Admittedly, having an SQLSTATE style error code would help once we had
that so you could actually figure out what the error was.
> >If you want (need, if you're using large objects) transactions, you
> >really need to think about your transaction boundries. Don't just wrap
> >your whole frontend in one big, long lived transaction
>
> Totally agree; transactions will keep locks. Release them as soon as the
> business rules and application design says that you can. Note that
> commit-time constraints may make the commit fail; in this case PG will
> force a rollback, but it *should* allow corrective action and another
> attempt at a commit.
This I disagree with for commit time constraints unless stuff was changed
between the draft I have and final wording:
"When a <commit statement> is executed,
all constraints are effectively checked and, if any constraint
is not satisfied, then an exception condition is raised and the
transaction is terminated by an implicit <rollback statement>."

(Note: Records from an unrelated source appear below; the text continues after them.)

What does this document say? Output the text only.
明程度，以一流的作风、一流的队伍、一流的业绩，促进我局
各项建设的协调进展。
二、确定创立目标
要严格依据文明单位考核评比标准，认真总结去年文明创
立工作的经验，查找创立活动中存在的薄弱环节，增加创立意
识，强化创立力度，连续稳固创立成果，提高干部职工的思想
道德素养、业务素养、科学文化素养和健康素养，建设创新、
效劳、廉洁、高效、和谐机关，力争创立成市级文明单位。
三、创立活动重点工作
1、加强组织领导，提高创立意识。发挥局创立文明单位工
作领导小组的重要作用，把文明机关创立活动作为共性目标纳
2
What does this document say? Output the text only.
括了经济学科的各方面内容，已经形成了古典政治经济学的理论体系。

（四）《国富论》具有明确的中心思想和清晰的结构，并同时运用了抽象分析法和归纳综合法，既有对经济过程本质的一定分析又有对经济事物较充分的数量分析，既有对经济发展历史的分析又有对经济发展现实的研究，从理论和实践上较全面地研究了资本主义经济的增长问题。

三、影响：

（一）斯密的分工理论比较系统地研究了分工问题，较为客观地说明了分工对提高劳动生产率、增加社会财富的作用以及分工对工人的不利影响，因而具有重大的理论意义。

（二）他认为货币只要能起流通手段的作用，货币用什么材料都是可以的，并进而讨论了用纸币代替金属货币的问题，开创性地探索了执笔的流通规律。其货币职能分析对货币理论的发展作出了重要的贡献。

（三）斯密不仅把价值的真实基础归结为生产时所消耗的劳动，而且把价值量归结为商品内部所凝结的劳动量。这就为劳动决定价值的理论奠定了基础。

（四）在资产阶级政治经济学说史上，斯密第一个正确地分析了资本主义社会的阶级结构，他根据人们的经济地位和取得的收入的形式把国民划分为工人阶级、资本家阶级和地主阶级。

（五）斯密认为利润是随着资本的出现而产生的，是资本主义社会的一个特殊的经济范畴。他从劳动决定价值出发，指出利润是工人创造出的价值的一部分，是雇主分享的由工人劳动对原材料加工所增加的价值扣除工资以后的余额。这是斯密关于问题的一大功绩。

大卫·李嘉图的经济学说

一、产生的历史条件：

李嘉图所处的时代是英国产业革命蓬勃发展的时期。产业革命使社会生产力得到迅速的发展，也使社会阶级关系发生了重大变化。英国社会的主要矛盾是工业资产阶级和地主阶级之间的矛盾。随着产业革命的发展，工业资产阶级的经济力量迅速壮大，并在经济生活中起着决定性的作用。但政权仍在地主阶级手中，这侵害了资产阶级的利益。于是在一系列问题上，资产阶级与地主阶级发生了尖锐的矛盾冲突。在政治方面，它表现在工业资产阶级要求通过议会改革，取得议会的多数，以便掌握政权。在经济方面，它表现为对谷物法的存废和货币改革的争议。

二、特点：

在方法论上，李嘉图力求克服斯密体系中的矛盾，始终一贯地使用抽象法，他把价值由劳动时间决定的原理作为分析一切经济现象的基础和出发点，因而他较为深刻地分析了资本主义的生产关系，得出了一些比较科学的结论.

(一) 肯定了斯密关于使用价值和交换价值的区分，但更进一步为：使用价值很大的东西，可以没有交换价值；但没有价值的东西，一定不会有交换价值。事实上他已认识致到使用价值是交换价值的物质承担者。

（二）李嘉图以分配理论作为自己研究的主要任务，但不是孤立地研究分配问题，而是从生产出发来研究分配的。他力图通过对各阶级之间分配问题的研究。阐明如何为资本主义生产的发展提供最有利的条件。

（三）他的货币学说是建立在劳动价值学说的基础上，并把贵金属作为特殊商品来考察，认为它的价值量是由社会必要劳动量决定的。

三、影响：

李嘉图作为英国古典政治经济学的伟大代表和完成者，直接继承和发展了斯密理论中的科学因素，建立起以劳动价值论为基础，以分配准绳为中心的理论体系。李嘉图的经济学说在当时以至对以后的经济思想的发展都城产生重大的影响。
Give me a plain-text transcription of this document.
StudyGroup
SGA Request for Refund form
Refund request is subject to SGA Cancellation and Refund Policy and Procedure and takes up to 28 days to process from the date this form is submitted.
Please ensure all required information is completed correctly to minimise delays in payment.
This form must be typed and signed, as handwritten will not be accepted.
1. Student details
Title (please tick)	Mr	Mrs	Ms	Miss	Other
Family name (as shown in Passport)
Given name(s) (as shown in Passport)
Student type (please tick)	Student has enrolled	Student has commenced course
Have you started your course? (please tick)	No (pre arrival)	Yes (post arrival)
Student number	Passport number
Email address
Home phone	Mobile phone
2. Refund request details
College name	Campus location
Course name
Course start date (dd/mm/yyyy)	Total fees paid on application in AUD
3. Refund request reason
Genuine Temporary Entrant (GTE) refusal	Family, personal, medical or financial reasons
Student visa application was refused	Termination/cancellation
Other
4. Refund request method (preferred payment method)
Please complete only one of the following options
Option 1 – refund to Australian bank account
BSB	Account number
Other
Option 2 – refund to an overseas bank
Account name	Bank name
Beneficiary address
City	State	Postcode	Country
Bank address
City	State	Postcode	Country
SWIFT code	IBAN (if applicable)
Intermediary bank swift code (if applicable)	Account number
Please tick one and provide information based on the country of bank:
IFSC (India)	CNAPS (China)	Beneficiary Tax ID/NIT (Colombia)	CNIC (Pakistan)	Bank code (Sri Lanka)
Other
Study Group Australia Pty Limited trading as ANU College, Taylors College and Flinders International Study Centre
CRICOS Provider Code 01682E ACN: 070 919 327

Other places they are a little less explicit about failed commits, but it
certainly allows a cancelation of changes:
"If an SQL-transaction is
terminated by a <rollback statement> or unsuccessful execution of
a <commit statement>, then all changes made to SQL-data or schemas
by that SQL-transaction are canceled. Committed changes cannot be
canceled. If execution of a <commit statement> is attempted, but
certain exception conditions are raised, it is unknown whether or
not the changes made to SQL-data or schemas by that
SQL-transaction are canceled or made persistent.
And I think this makes sense. If you're committing then you're saying
you're done and that you want the transaction to go away. If you just
want to check deferred constraints, there's set constraints mode. I could
almost see certain recoverable internal state things being worth not doing
a rollback for, but not constraints.